В одном из переулков чья-то рука схватила меня за рукав. Не оборачиваться! Я рванулся и рука соскользнула. Хорошо всё-таки, что одежда моя — высший сорт: показалось, что локоть стиснули не человеческие пальцы, а стальные тиски.
Одной дырой больше, одной меньше…
Вот сумки своей я едва не лишился. Пришлось пожертвовать одной из лямок — всё больше дверей открывалось, в том числе и навстречу мне, и если я всё-таки увижу хоть одно лицо…
Остаётся надеяться, что дверь, к которой я подбегаю, не заперта.
Не заперта.
Я захлопнул её за собой.
И встретился лицом к лицу с одним из обитателей.
С собственным отцом.

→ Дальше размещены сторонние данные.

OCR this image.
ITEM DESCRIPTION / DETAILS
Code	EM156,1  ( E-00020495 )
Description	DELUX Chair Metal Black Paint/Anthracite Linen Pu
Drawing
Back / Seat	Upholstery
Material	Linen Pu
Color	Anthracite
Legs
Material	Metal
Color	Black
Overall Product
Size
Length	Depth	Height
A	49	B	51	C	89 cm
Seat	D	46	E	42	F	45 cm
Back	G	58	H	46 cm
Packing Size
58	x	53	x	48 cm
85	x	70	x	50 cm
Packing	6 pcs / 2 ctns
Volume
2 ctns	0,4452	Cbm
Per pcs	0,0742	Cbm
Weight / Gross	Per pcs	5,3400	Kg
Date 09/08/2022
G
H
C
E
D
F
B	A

Вернее, с отцом Ланенса… а последний, как считалось, обрёл вечный покой на одном из безвестных кладбищ.
Я на миг зажмурился… и вновь открыл глаза.
Отец смотрел на меня, словно перед ним стоял призрак.

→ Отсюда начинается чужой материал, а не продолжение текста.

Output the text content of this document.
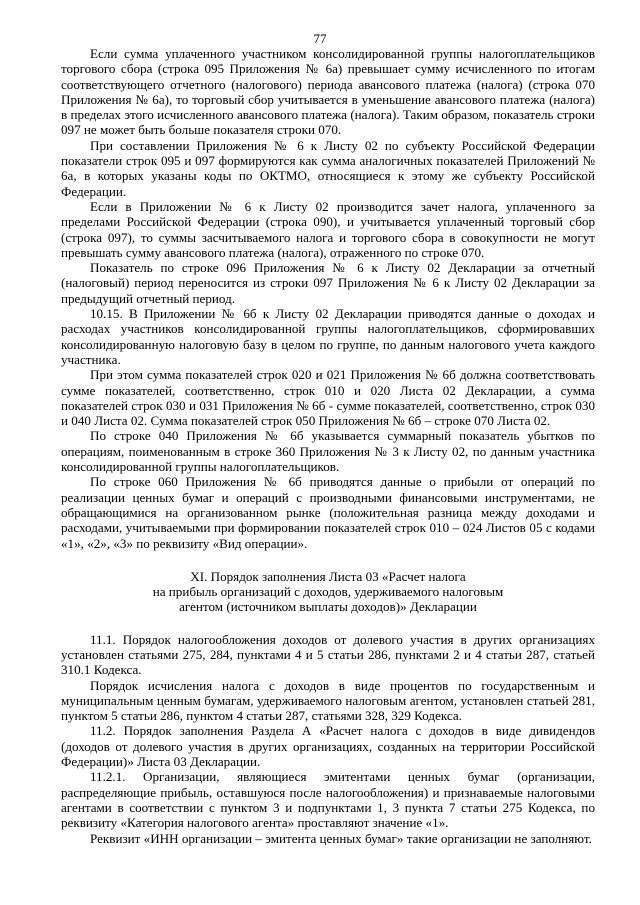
77

Если сумма уплаченного участником консолидированной группы налогоплательщиков торгового сбора (строка 095 Приложения № 6а) превышает сумму исчисленного по итогам соответствующего отчетного (налогового) периода авансового платежа (налога) (строка 070 Приложения № 6а), то торговый сбор учитывается в уменьшение авансового платежа (налога) в пределах этого исчисленного авансового платежа (налога). Таким образом, показатель строки 097 не может быть больше показателя строки 070.

При составлении Приложения № 6 к Листу 02 по субъекту Российской Федерации показатели строк 095 и 097 формируются как сумма аналогичных показателей Приложений № 6а, в которых указаны коды по ОКТМО, относящиеся к этому же субъекту Российской Федерации.

Если в Приложении № 6 к Листу 02 производится зачет налога, уплаченного за пределами Российской Федерации (строка 090), и учитывается уплаченный торговый сбор (строка 097), то суммы засчитываемого налога и торгового сбора в совокупности не могут превышать сумму авансового платежа (налога), отраженного по строке 070.

Показатель по строке 096 Приложения № 6 к Листу 02 Декларации за отчетный (налоговый) период переносится из строки 097 Приложения № 6 к Листу 02 Декларации за предыдущий отчетный период.

10.15. В Приложении № 6б к Листу 02 Декларации приводятся данные о доходах и расходах участников консолидированной группы налогоплательщиков, сформировавших консолидированную налоговую базу в целом по группе, по данным налогового учета каждого участника.

При этом сумма показателей строк 020 и 021 Приложения № 6б должна соответствовать сумме показателей, соответственно, строк 010 и 020 Листа 02 Декларации, а сумма показателей строк 030 и 031 Приложения № 6б - сумме показателей, соответственно, строк 030 и 040 Листа 02. Сумма показателей строк 050 Приложения № 6б – строке 070 Листа 02.

По строке 040 Приложения № 6б указывается суммарный показатель убытков по операциям, поименованным в строке 360 Приложения № 3 к Листу 02, по данным участника консолидированной группы налогоплательщиков.

По строке 060 Приложения № 6б приводятся данные о прибыли от операций по реализации ценных бумаг и операций с производными финансовыми инструментами, не обращающимися на организованном рынке (положительная разница между доходами и расходами, учитываемыми при формировании показателей строк 010 – 024 Листов 05 с кодами «1», «2», «3» по реквизиту «Вид операции».

XI. Порядок заполнения Листа 03 «Расчет налога
на прибыль организаций с доходов, удерживаемого налоговым
агентом (источником выплаты доходов)» Декларации

11.1. Порядок налогообложения доходов от долевого участия в других организациях установлен статьями 275, 284, пунктами 4 и 5 статьи 286, пунктами 2 и 4 статьи 287, статьей 310.1 Кодекса.

Порядок исчисления налога с доходов в виде процентов по государственным и муниципальным ценным бумагам, удерживаемого налоговым агентом, установлен статьей 281, пунктом 5 статьи 286, пунктом 4 статьи 287, статьями 328, 329 Кодекса.

11.2. Порядок заполнения Раздела А «Расчет налога с доходов в виде дивидендов (доходов от долевого участия в других организациях, созданных на территории Российской Федерации)» Листа 03 Декларации.

11.2.1. Организации, являющиеся эмитентами ценных бумаг (организации, распределяющие прибыль, оставшуюся после налогообложения) и признаваемые налоговыми агентами в соответствии с пунктом 3 и подпунктами 1, 3 пункта 7 статьи 275 Кодекса, по реквизиту «Категория налогового агента» проставляют значение «1».

Реквизит «ИНН организации – эмитента ценных бумаг» такие организации не заполняют.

Впрочем, так ведь и должно было быть. Лицо его, хоть посеревшее и постаревшее, было нормальным человеческим лицом. Я даже собирался сказать что-нибудь, но тут совсем рядом послышались медленные шаги — по ту сторону входной двери — и стало ясно, что времени не осталось.

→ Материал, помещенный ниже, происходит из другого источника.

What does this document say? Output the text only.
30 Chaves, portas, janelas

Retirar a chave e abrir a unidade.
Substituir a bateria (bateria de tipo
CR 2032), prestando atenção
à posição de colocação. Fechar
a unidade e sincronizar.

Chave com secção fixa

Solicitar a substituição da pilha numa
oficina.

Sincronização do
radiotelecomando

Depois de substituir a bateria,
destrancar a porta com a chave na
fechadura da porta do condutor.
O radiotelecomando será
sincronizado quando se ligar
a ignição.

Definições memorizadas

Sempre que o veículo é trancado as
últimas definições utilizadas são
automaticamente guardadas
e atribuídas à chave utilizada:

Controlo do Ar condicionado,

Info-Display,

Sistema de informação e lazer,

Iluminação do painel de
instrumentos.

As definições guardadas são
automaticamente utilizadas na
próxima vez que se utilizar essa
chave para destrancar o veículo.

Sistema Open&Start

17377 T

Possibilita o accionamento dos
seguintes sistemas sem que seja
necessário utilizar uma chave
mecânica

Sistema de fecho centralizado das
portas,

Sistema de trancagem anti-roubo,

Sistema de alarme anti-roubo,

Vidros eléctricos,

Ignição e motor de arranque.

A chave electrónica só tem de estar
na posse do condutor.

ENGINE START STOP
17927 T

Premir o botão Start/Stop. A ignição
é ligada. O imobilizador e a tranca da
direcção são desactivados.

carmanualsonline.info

Пинком распахнув следующую дверь — ту, за которой отец занимается алхимическими манипуляциями — я понял, что мои опасения — или надежды? — подтверждаются.
В детстве это место всегда было под запретом. Самым запретным, разумеется, был подвальчик, в котором хранилось нечто весьма интересное… и опасное… — одним словом, притягательное. Отец неоднократно рассказывал мне страшные сказки о том, что, стоит мне полезть, куда не просят, как охраняющие его тайны демоны тут же схватят меня и утащат в преисподнюю.
Несколько шагов я сделал почти в полной тьме и сшиб стоящие рядом стойки. Что-то со звоном покатилось по полу, что-то разбилось, зловеще зашипев под ногами… и ещё мне почудились чьи-то мягкие шаги. Навстречу мне.
Если бы я уже не был перепуган, я, наверное, там бы и остался. Но тут я заметил створки, ведущие в «тайник» — сквозь щель между дверью и косяком просачивалось достаточно света — и понял, что иного пути нет. Что бы ни шагало мне навстречу, надеяться на радушный приём не придётся.
Створки оказались тяжёлыми, килограммов по сорок в каждой. Внутри тьма оказалась куда гуще… она вращалась и сворачивалась, манила в себя; изнутри доносились слабые, но очень неприятные звуки — шум падающих капель воды, смех, скрип и свист ветра.
Шорох шагов. Совсем рядом.
Скрип двери.
Я оглянулся, хотя это, вполне возможно, могло стоить мне жизни.
Тёмный силуэт был на пороге. Очертания его плыли, менялись — это существо не было человеком.
Я повернулся в сторону провала и заметил, как откуда-то рядом со мной на пол опустилась чья-то тяжёлая ступня. Вся поросшая грубой шерстью…
…Прыгая вниз, во мглу, я ощутил, как порыв ветра пошевелил волосы на затылке. Останься я стоять, и голова моя, вероятно, уже катилась бы по полу.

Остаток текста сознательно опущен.